Alla copertina di Rolling Stone. Molti tuoi colleghi ne hanno preso le distanze, mentre tu no.

In tutta sincerità non sapevo come sarebbe stato impostato il tutto e sarei bugiarda se negassi che quella copertina, a primo impatto, ha scosso anche me, ma non mi sono dissociata perché quello che ho scritto è tutto ciò che penso su questo Governo.  

E nel tuo ambiente esporsi così tanto non è pericoloso?

Esporsi, in generale, non è mai facile, ma il messaggio sbagliato che sta passando è che io, come altri, mi stia battendo contro un singolo. Io sto cercando di portare avanti un qualcosa di molto più ampio. Qui ci sono troppe persone che ‘in nome di’ si sentono legittimate a fare e a dire la qualunque. Che fine ha fatto il ‘bel Paese’ con la sua ‘bella gente’? Il clima sta cambiando e quello che mi spaventa di più è la reazione aggressiva delle persone.

Lo vivi in prima persona questo cambiamento?

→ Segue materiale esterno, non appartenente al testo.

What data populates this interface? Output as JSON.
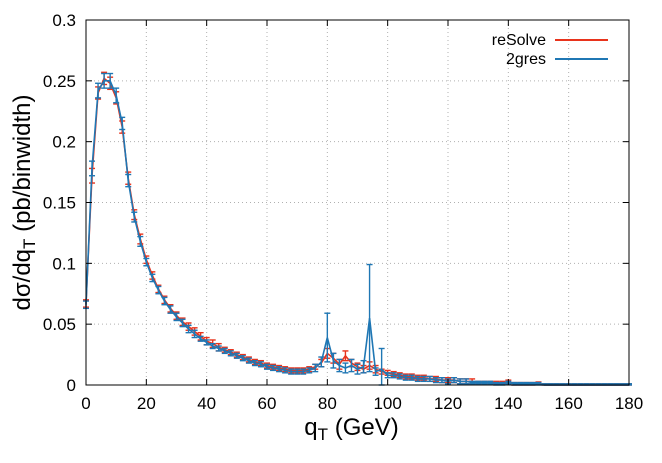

Ahimè lo viviamo tutti. Non hai idea della quantità di insulti e di odio che ricevo, ogni giorno, sui social. Su Twitter, quando mi dice bene, mi danno della ‘lurida sgualdrina’, mentre altre volte si arriva anche a delle intimidazioni vere e proprie. 

Denunci?

Non l’ho ancora fatto, ma non escludo in futuro di ricorrere alla Polizia Postale.

E ora come ti difendi?

‘Screenshottando’ tutto. Mi insulti? Fallo, ma poi non ci restar male se ti ripago con la stessa moneta mettendoti, alla berlina, sulla pubblica piazza.

Dovresti fare politica. Ci hai mai pensato?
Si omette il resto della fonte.